Big nutrient knowledge gap uncovered by new research
Image: Arla Foods
The demand to live a healthier lifestyle is increasing, yet 4 in 5 people across Northern Europe do not know about the essential nutrients they have in their diet, according to new research published by Arla Foods.
The insights of more than 7,000 people across Denmark, Sweden, Germany, Finland and the UK revealed that a quarter of people skip a meal, even though they are hungry, with 23% of this group believing it will help with weight loss, and 37% citing it saves time.
Concerningly, 60% of people questioned do not recognise that many dairy products are a single natural source of vitamins and minerals, including calcium, protein, B vitamins.
The findings highlighted that despite more people wanting to lead a healthier life (51% state they see themselves as a healthy eater) there is still uncertainty when it comes to knowing exactly what they should consume. A better understanding of what is in the food we eat will make it easier to buy and shop for a healthy and balanced diet for people of all ages.
Hanne Søndergaard, CMO at Arla Foods said: “It’s clear from the research that there is still a lot to educate consumers on when it comes to nutrition. The demand to live healthier lives is constantly increasing yet we can only do this when we truly understand our food and the impact that food has on our body.
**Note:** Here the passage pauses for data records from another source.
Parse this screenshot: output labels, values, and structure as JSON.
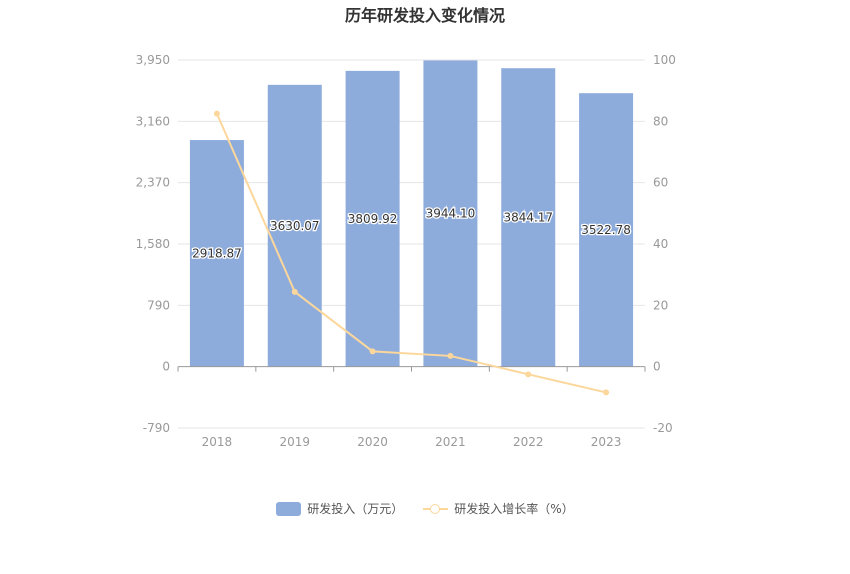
{
  "chart_data": {
    "type": "bar",
    "title": "历年研发投入变化情况",
    "categories": [
      "2018",
      "2019",
      "2020",
      "2021",
      "2022",
      "2023"
    ],
    "series": [
      {
        "name": "研发投入（万元）",
        "type": "bar",
        "axis": "left",
        "values": [
          2918.87,
          3630.07,
          3809.92,
          3944.1,
          3844.17,
          3522.78
        ],
        "value_labels": [
          "2918.87",
          "3630.07",
          "3809.92",
          "3944.10",
          "3844.17",
          "3522.78"
        ]
      },
      {
        "name": "研发投入增长率（%）",
        "type": "line",
        "axis": "right",
        "values": [
          82.5,
          24.4,
          5.0,
          3.5,
          -2.5,
          -8.4
        ]
      }
    ],
    "left_axis": {
      "ticks": [
        -790,
        0,
        790,
        1580,
        2370,
        3160,
        3950
      ],
      "tick_labels": [
        "-790",
        "0",
        "790",
        "1,580",
        "2,370",
        "3,160",
        "3,950"
      ],
      "range": [
        -790,
        3950
      ]
    },
    "right_axis": {
      "ticks": [
        -20,
        0,
        20,
        40,
        60,
        80,
        100
      ],
      "tick_labels": [
        "-20",
        "0",
        "20",
        "40",
        "60",
        "80",
        "100"
      ],
      "range": [
        -20,
        100
      ]
    },
    "grid": true,
    "legend_position": "bottom-center",
    "colors": {
      "bar": "#8eacdb",
      "line": "#fcd79c",
      "grid": "#e6e6e6",
      "axis": "#999999",
      "tick_text": "#999999",
      "label_text": "#333333"
    }
  },
  "legend": {
    "bar_label": "研发投入（万元）",
    "line_label": "研发投入增长率（%）"
  }
}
Food literacy needs to be improved so people can compose meals which are rich and varied in essential nutrients.
“Consumers are constantly demanding new experiences from their food and new trends are emerging all the time. Our vision is firmly rooted in bringing the nutritional benefits of milk into exciting concepts that meet these demands and ultimately help them understand how dairy can be part of a balanced and healthy lifestyle.”
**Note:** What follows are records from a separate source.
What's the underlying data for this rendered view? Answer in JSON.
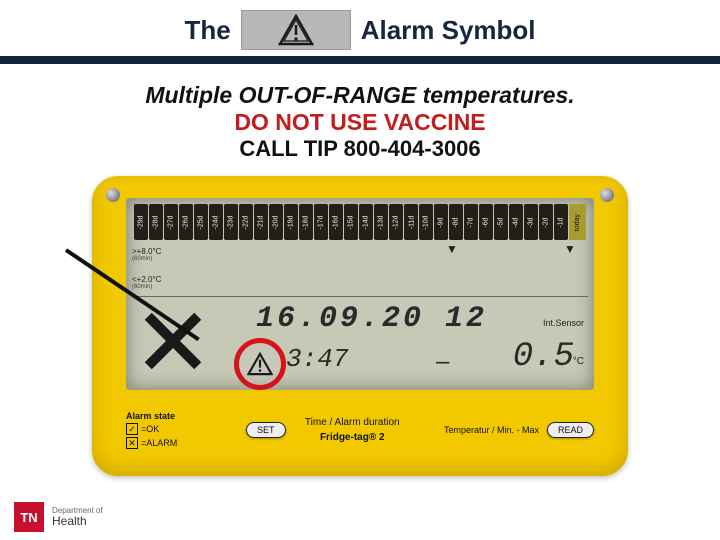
{
  "header": {
    "left_text": "The",
    "right_text": "Alarm Symbol",
    "underline_color": "#13253d",
    "icon": {
      "name": "warning-triangle",
      "stroke": "#1a1a1a",
      "box_bg": "#b8b8b8"
    }
  },
  "subhead": {
    "line1": "Multiple OUT-OF-RANGE temperatures.",
    "line2": "DO NOT USE VACCINE",
    "line2_color": "#c41c1c",
    "line3": "CALL TIP 800-404-3006"
  },
  "device": {
    "body_color": "#f2c800",
    "lcd_bg": "#c7c8b6",
    "days": [
      "-29d",
      "-28d",
      "-27d",
      "-26d",
      "-25d",
      "-24d",
      "-23d",
      "-22d",
      "-21d",
      "-20d",
      "-19d",
      "-18d",
      "-17d",
      "-16d",
      "-15d",
      "-14d",
      "-13d",
      "-12d",
      "-11d",
      "-10d",
      "-9d",
      "-8d",
      "-7d",
      "-6d",
      "-5d",
      "-4d",
      "-3d",
      "-2d",
      "-1d",
      "today"
    ],
    "thresholds": {
      "upper": {
        "label": ">+8.0°C",
        "duration": "(60min)"
      },
      "lower": {
        "label": "<+2.0°C",
        "duration": "(60min)"
      }
    },
    "date": "16.09.20 12",
    "int_sensor_label": "Int.Sensor",
    "time": "3:47",
    "temp_value": "0.5",
    "temp_unit": "°C",
    "highlight_circle_color": "#d4141a",
    "labels": {
      "alarm_state": "Alarm state",
      "ok_row": "=OK",
      "alarm_row": "=ALARM",
      "set_button": "SET",
      "center": "Time / Alarm duration",
      "brand": "Fridge-tag® 2",
      "right": "Temperatur / Min. - Max",
      "read_button": "READ"
    }
  },
  "footer": {
    "badge": "TN",
    "badge_bg": "#c8102e",
    "dept_line": "Department of",
    "health_line": "Health"
  }
}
When it comes to how the countries stack up, 2 in 3 Brits wrongly think there is more than 10% fat in whole milk, when actually it only contains under 4%, with semi-skimmed even lower at around 1.7%. In Finland, more than a third believe the fat content in milk to be more than 10%.
Food confusion is prevalent across European countries, with three quarters of people in Sweden not recognising dairy products as a source of protein. In Denmark 1 in 3 people cut a specific food from their diet. For Germans, a quarter only eat one main meal a day, highlighting why almost half of the nation might feel they may be lacking in key vitamins and nutrients.
A common theme across Northern Europeans is the desire to reduce the amount of sugar. A third of people across Denmark, Sweden, Finland, UK and Germany admit to cutting out a specific food, with 40% of those saying they aim to omit sugar from what they eat. As a responsible food producer, Arla recognises its role in helping people live a healthier life, through our nutrition criteria. These are the guiding principles that support Arla branded products, to make sure that the good stuff in milk is retained whilst limiting the amount of added sugar, fat and salt.
“As one of the world’s leading dairy companies, we can develop improved products and new initiatives that can inspire better health in everyday life. This means that we have both a responsibility and opportunity to make a difference to global diet-related health challenges,” said Hanne.